Okiem gnoma: Będąc oczarowany Rojem, natychmiast rzuciłem się na oba dodatki. Zachęcała przyzwoita cena (około 10 złotych za jeden) i możliwość dodania nowych opcji do rozgrywki. Biedronka jest płytką bardzo ciekawą i przydatną, pojawia się na stole praktycznie podczas każdej rozgrywki i potrafi sporo namieszać. Jest szybka i łatwo można się za jej pomocą przedostać na trudno dostępne pozycje. Komar natomiast jak dotąd okazuje się bezużyteczny. Jest rzadko wysyłany w bój, a jeśli już, to kluczowe ruchy i tak raczej wykonywane są bez jego udziału. Nie wiem, czym jest to spowodowane, ponieważ wydaje się być płytką o ogromnym potencjale. Jak dotąd jest to jednak potencjał, dla którego trudno nam znaleźć zastosowanie podczas rozgrywki. Być może Komar zaczyna błyszczeć przy dłuższych partiach, kiedy rój składa się już z niemal wszystkich dostępnych płytek. Przy krótszych wolę wystawić robala z konkretną możliwością ruchu. Wykonanie obu dodatków jest identyczne z wykonaniem podstawowej gry, a więc ładne i solidne. Cztery dodatkowe płytki bez problemu mieszczą się w worku (ciut gorzej jest z pudełkiem).

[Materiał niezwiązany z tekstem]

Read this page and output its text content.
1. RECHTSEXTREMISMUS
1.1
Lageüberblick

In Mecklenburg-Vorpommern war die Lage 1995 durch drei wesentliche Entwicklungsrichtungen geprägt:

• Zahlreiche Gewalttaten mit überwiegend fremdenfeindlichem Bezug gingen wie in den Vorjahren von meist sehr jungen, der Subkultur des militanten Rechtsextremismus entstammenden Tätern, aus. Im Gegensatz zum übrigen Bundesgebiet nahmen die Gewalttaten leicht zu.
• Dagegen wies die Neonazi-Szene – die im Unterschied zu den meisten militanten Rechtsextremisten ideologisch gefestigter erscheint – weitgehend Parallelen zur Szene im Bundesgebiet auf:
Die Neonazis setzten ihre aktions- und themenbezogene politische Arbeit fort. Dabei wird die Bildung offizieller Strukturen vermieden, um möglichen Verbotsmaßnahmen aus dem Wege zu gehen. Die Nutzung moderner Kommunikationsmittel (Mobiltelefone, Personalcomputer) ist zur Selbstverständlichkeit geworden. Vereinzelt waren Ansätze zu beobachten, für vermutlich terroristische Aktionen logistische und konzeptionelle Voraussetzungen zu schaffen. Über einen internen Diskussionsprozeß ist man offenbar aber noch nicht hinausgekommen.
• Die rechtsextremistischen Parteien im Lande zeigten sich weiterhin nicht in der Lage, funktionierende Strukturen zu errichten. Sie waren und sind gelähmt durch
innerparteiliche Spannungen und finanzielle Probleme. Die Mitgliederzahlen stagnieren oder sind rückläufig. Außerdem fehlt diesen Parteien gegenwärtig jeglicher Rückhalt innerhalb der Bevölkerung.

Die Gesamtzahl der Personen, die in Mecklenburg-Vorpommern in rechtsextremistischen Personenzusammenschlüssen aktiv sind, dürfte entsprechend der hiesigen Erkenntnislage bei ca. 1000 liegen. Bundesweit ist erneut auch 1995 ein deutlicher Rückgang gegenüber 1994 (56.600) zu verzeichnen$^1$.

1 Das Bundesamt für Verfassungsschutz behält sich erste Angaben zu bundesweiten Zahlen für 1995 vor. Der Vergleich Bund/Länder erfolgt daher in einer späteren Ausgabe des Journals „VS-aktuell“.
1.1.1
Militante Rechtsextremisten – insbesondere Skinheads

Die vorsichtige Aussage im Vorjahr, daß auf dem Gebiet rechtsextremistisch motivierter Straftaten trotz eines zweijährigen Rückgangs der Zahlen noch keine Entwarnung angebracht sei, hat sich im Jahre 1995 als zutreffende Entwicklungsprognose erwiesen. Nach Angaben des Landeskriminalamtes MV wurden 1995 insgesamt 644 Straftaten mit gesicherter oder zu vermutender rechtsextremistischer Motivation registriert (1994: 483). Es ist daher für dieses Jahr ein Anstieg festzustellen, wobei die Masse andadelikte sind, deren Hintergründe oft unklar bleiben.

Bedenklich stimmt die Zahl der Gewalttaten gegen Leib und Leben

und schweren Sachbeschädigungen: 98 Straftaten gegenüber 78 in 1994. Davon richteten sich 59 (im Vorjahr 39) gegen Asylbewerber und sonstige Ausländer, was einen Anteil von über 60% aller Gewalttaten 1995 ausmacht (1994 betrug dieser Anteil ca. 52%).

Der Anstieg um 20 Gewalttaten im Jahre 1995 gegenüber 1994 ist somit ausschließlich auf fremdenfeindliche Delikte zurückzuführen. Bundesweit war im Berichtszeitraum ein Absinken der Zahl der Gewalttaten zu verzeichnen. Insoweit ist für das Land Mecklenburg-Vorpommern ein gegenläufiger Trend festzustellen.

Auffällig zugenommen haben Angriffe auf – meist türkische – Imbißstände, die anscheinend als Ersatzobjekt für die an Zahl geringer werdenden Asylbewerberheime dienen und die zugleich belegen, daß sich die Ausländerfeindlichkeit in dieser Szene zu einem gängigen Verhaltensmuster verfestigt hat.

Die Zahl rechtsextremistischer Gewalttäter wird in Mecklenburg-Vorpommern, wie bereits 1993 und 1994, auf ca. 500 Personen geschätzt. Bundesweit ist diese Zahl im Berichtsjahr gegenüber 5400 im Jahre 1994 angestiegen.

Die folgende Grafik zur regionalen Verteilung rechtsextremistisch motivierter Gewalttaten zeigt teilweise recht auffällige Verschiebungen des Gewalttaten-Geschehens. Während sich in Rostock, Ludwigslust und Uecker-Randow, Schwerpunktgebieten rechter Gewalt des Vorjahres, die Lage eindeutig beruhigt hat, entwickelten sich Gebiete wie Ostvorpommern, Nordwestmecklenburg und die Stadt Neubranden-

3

Dodatki do Roju to dla mnie mocne cztery. Nie są niezbędne do gry, ale wzbogacają rozgrywkę (Biedronka bardziej, Komar mniej) – polecam je więc przede wszystkim tym, którzy ograli się już w podstawkę, ale nie znudzili nią. Nie wpływają one na mechanikę, więc jeżeli Rój ci się nie podoba, te dodatki tego nie zmienią.

Okiem shubgami: Kiedy Gnom odkrył, że przecież: „Do Roju są dodatki!” – musiał je mieć. Zatem zaraz po zakupie wypróbowaliśmy działanie specjalnych kafli: Biedronki i Komara. Płytki to fajne urozmaicenie partii, jednak nie liczcie na to, że podniosą znacznie ogólną ocenę gry i bardzo namieszają. Nic z tych rzeczy. Moim faworytem jest Biedronka – bardzo przydatna okazała się jej możliwość odbycia ruchu po innych płytkach, dzięki temu jest w stanie poprawić niekomfortowe ułożenie kafli i wskoczyć w strategiczne miejsce. Komar tak naprawdę przydaje się tylko wtedy, kiedy zabrakło nam już mrówki albo żuka. Sam w sobie nie jest specjalnie interesujący – trochę jakby autorzy nie mieli już pomysłu na kolejną specyfikę ruchu robala. Wykonanie obu dodatków jest identycznie solidne i przyjemne jak całej podstawki. Co prawda nie strzelaliśmy nimi jeszcze z procy, ale myślę, że przeżyłyby i ten wypadek. Cena jest niska – około dwóch dych za Biedronkę i Komara (kupujemy je osobno). Jasne – w stosunku do podstawki 10 złotych za dwa kafle to dużo. Ale wszyscy dobrze wiemy, że dodatki zostały wymyślone po to, aby zbijać fortuny. Ogółem dwa nowe robale oceniam na czwórkę. Fajnie je mieć, aby trochę urozmaicić partię, ale też gra niewiele traci, kiedy cieszymy się tylko podstawową jej wersją.